Hint: The answer to this question is based on the basic definitions of empirical formula and molecular formula where firstly the percentage is to be converted into grams and then the given molecular mass is divided by empirical formula mass which gives the required answer.

Complete answer:
In the lower classes of chemistry, we have studied about the molecular formula and also the empirical formula calculation and let us now see this in detail and calculate both the quantities with the given data.

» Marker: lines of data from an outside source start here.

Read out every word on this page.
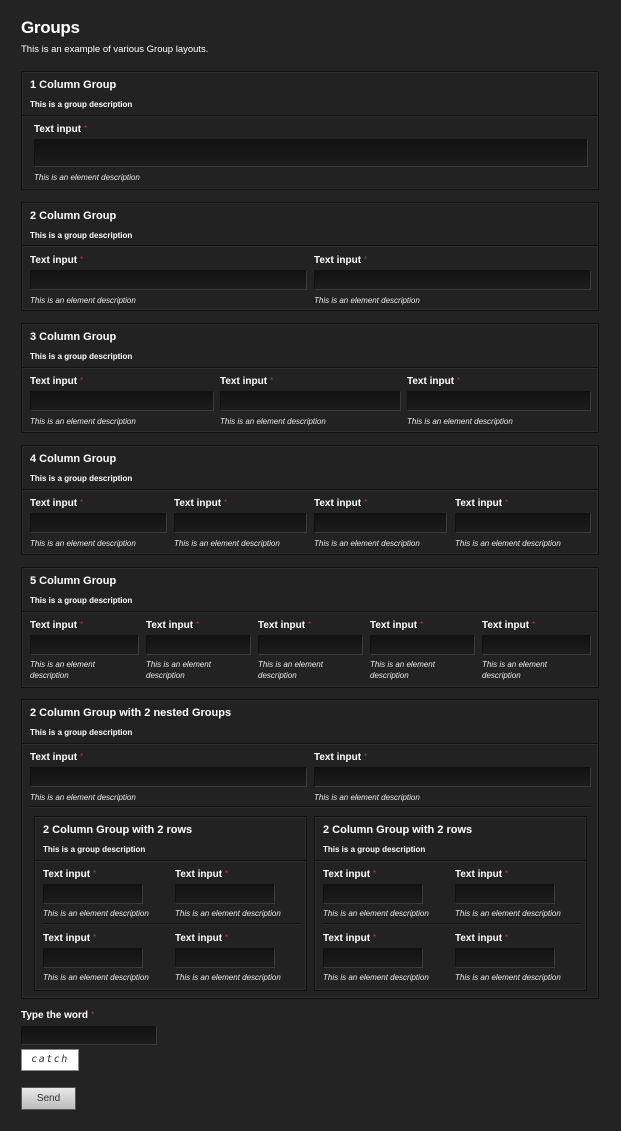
Groups
This is an example of various Group layouts.
1 Column Group
This is a group description
Text input *
This is an element description
2 Column Group
This is a group description
Text input *
This is an element description
Text input *
This is an element description
3 Column Group
This is a group description
Text input *
This is an element description
Text input *
This is an element description
Text input *
This is an element description
4 Column Group
This is a group description
Text input *
This is an element description
Text input *
This is an element description
Text input *
This is an element description
Text input *
This is an element description
5 Column Group
This is a group description
Text input *
This is an element description
Text input *
This is an element description
Text input *
This is an element description
Text input *
This is an element description
Text input *
This is an element description
2 Column Group with 2 nested Groups
This is a group description
Text input *
This is an element description
Text input *
This is an element description
2 Column Group with 2 rows
This is a group description
Text input *
This is an element description
Text input *
This is an element description
Text input *
This is an element description
Text input *
This is an element description
2 Column Group with 2 rows
This is a group description
Text input *
This is an element description
Text input *
This is an element description
Text input *
This is an element description
Text input *
This is an element description
Type the word *
catch
Send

To start with, let us first concert the percentiles into grams. If we consider that these percentiles of individual atoms in the total composition considered to be hundred then,
Total amount of hydrogen present in 100g of compound is 4.07g
Total amount of carbon present will be24.27g
Total amount of chlorine present will be 71.65g.

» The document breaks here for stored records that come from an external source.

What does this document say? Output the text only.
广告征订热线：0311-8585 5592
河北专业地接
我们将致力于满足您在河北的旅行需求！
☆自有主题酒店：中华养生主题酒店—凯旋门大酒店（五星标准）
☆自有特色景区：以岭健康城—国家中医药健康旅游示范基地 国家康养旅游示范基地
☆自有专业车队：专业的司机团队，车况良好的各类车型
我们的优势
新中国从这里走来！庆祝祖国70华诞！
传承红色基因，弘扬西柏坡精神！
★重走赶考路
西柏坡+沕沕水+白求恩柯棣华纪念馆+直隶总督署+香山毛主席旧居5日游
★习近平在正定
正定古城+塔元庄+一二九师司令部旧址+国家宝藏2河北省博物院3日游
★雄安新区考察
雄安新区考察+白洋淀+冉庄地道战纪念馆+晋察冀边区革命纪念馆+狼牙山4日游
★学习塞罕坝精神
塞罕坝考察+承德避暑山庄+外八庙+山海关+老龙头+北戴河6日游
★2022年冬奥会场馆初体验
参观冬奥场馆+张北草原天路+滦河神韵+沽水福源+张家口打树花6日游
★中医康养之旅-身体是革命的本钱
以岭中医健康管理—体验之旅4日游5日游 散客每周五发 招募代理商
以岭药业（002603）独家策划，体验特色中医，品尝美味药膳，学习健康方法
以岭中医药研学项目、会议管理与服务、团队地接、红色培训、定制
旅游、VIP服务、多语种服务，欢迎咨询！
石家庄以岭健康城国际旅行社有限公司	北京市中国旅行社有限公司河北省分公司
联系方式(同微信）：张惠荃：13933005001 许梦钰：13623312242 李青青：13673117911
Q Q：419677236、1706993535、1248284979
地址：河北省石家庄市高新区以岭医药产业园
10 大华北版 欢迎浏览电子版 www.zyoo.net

Now, we shall calculate the number of moles of each atom present in the required compound.
Thus,
\[n=\dfrac{Wt.}{Atomic.wt.}\]
For hydrogen, \[{{n}_{H}}=\dfrac{4.07}{1.008}=4.04moles\]
For carbon, \[{{n}_{C}}=\dfrac{24.27}{12}=2.02moles\] and
For chlorine, \[{{n}_{Cl}}=\dfrac{71.65}{35.5}=2.02moles\]
Now, according to the standard rule of empirical formula, we have to divide the above values with the one smallest value among those, thus the ratio will be
\[{{n}_{H}}:{{n}_{C}}:{{n}_{Cl}}=4.04:2.02:2.02\]
Now, by dividing this with smallest value among those that is 2.02 we get,
\[{{n}_{H}}:{{n}_{C}}:{{n}_{Cl}}=2:1:1\]
Now, empirical formula will be ${{H}_{2}}CCl$
Now, to find the molecular formula, we have to calculate the empirical formula mass that is,
\[\left( 1.008\times 2 \right)+\left( 12.01\times 1 \right)+\left( 35.5\times 1 \right)=49.48g\]
Now, according to the rule, we have to divide the molecular formula mass by empirical formula mass and this will be,
\[n=\dfrac{98.96}{49.48}=2\]
Thus, the value of n is 2.
Now, we have to multiply this value of n to the empirical formula found and that is $({{H}_{2}}CCl)\times 2={{H}_{4}}{{C}_{2}}C{{l}_{2}}$
This molecular formula can be written accordingly as ${{C}_{2}}{{H}_{4}}C{{l}_{2}}$

Note:
Note that empirical formula and molecular formula are different and do not be confused because empirical formula shows the simplest whole number ratio of the atoms in a compound and molecular formula shows number of each type of atom in a molecule.